A recent study, supported by the Harvard Data Science Initiative and the Center for Applied AI at the University of Chicago Booth School of Business, could improve the performance of language models in real-world situations. MIT researchers have tried to turn the tables, arguing that because humans decide when to use language models, It is essential to understand how people form their beliefs about the capabilities of these models. Large-scale language models (LLMs) are tools applicable to a wide range of tasks, from writing emails to medical diagnoses.
“These tools are exciting because they are general purpose, but for that very reason they will collaborate with people, so we have to take into account the human role,“ says Ashesh Rambachan, co-author of the study and assistant professor of economics at MIT.
To explore this concept, the researchers created a framework to evaluate an LLM based on its alignment with human beliefs about its performance on certain tasks. They introduced a human generalization function, a model of how people update their beliefs about an LLM’s capabilities after interacting with it.. The results show that when models are misaligned with human generalization function, users may be overconfident or unsure about when to use them, leading to unexpected failures.

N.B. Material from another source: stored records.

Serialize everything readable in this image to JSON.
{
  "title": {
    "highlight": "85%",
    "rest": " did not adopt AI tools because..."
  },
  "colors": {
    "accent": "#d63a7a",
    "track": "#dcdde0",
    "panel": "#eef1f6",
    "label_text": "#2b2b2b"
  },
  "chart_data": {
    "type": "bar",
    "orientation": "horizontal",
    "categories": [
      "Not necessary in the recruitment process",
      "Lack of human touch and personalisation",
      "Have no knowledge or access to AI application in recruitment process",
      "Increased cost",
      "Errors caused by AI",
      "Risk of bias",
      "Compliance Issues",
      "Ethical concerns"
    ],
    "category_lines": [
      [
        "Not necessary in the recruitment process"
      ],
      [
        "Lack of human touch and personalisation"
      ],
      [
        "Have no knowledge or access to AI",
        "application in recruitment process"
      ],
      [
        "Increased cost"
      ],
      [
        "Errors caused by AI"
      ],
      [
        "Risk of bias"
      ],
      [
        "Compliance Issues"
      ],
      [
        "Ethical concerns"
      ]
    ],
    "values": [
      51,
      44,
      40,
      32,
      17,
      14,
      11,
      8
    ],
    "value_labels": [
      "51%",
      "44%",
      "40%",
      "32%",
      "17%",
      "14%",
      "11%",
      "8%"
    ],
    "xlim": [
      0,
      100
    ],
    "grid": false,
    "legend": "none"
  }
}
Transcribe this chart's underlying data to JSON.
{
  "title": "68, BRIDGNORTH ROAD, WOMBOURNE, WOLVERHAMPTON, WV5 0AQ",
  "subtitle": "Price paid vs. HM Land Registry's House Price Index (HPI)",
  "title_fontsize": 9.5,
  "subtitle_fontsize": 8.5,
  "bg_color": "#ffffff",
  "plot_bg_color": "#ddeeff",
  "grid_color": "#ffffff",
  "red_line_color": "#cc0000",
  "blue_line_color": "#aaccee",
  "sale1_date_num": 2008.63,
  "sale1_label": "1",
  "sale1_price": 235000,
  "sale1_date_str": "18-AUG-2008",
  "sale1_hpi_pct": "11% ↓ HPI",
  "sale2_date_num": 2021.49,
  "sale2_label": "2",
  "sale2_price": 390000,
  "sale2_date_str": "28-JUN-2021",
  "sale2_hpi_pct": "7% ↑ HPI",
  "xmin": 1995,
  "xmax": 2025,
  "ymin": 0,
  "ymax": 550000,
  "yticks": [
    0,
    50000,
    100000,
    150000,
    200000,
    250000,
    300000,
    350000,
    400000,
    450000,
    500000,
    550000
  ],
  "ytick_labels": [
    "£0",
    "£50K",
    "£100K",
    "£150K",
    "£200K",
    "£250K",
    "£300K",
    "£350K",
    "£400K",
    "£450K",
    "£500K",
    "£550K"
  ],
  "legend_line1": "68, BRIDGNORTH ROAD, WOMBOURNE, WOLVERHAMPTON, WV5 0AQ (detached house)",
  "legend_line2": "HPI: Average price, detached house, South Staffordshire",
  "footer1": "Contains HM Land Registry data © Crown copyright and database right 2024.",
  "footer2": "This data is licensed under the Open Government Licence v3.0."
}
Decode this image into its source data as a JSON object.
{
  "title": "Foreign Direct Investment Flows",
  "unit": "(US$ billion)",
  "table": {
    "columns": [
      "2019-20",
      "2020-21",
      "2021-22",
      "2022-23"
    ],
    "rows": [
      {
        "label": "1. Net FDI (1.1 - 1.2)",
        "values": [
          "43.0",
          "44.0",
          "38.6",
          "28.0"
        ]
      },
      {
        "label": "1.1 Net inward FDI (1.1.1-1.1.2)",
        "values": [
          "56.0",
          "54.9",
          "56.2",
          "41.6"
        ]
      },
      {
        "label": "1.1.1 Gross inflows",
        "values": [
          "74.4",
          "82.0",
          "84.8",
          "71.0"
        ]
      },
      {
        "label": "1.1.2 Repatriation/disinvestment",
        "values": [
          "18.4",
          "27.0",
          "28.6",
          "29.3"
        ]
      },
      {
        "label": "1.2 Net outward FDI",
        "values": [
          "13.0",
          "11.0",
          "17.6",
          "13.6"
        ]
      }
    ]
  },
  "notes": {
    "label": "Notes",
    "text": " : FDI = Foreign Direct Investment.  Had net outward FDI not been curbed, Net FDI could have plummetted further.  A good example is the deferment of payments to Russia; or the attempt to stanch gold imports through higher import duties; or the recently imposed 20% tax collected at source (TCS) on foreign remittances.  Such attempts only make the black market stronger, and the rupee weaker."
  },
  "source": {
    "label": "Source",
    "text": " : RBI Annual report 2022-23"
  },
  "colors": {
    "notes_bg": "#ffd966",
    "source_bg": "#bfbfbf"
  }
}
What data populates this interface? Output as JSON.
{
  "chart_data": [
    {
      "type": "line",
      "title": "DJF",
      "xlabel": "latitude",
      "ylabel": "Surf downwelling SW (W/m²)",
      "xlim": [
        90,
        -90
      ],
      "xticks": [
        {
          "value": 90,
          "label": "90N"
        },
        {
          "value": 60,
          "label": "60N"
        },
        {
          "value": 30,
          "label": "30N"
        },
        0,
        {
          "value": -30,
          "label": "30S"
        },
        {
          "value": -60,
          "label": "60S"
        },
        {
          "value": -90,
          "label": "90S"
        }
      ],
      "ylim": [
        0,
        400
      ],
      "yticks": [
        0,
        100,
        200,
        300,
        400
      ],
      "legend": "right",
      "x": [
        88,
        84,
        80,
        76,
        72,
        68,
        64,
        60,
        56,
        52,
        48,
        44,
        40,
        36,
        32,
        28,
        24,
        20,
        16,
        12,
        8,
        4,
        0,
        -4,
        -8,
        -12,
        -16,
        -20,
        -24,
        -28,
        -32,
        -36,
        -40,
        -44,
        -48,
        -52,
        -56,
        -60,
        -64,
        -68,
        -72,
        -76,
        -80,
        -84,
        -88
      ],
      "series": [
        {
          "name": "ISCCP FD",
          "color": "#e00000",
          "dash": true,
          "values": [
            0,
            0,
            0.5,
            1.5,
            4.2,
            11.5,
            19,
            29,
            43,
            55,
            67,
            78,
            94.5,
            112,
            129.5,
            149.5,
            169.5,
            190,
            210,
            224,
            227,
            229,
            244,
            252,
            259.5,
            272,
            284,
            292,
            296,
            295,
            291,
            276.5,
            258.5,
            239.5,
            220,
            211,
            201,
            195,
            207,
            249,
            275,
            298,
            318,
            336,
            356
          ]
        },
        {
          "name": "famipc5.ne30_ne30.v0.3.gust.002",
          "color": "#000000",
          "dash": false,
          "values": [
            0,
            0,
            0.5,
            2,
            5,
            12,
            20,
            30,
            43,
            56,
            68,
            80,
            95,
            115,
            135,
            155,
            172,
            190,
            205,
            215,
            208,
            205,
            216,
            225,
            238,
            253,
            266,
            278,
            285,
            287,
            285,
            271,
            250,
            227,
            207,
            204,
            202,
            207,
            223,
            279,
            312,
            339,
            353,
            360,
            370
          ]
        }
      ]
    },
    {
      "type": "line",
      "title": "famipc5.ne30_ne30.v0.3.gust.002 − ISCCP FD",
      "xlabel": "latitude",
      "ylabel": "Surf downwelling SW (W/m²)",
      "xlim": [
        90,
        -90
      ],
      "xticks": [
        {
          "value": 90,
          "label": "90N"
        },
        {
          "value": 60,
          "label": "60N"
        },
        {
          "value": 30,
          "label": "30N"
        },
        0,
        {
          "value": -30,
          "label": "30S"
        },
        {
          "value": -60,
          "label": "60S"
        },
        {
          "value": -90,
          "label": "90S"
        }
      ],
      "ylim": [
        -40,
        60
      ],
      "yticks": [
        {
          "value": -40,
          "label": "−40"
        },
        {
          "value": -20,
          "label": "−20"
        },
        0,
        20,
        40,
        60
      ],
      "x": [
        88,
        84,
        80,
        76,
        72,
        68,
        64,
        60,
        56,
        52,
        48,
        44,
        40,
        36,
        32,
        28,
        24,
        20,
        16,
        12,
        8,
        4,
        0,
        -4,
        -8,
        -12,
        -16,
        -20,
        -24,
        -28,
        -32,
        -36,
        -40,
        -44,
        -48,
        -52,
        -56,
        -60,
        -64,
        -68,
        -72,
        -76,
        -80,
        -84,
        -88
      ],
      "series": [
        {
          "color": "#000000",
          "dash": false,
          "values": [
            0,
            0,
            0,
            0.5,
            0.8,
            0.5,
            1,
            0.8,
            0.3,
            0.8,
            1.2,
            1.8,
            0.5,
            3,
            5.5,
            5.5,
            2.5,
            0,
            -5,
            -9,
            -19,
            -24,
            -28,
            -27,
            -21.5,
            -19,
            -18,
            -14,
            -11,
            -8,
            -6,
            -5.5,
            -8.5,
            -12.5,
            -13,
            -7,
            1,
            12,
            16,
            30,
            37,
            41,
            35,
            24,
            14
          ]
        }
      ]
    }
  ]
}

“Language patterns often seem so human. We wanted to illustrate that this human power of generalization is also present in how people form beliefs about language patterns,” says Rambachan.
The researchers ran a survey to measure how people generalize when interacting with LLMs and other people. They showed participants questions that a person or LLM had answered correctly or incorrectly, and then asked whether they thought that person or LLM would have answered a related question correctly. Through the survey, they generated a dataset of nearly 19,000 examples of how humans generalize about LLMs’ performance on 79 different tasks..
Studies have shown that people tend to be more influenced by LLMs’ incorrect answers than correct ones, and they believe that LLMs’ performance on simple questions is not indicative of their ability on more complex questions. In situations where people put more weight on incorrect answers, simpler models outperformed very large models like GPT-4.
“
Language models that improve and learn can fool people into thinking they will perform well on related questions when, in fact, they do not.
,” adds Rambachan. “When we train these algorithms or try to update them with human feedback, we need to take human generalization into account in how we think about measuring performance,” concludes Rambachan.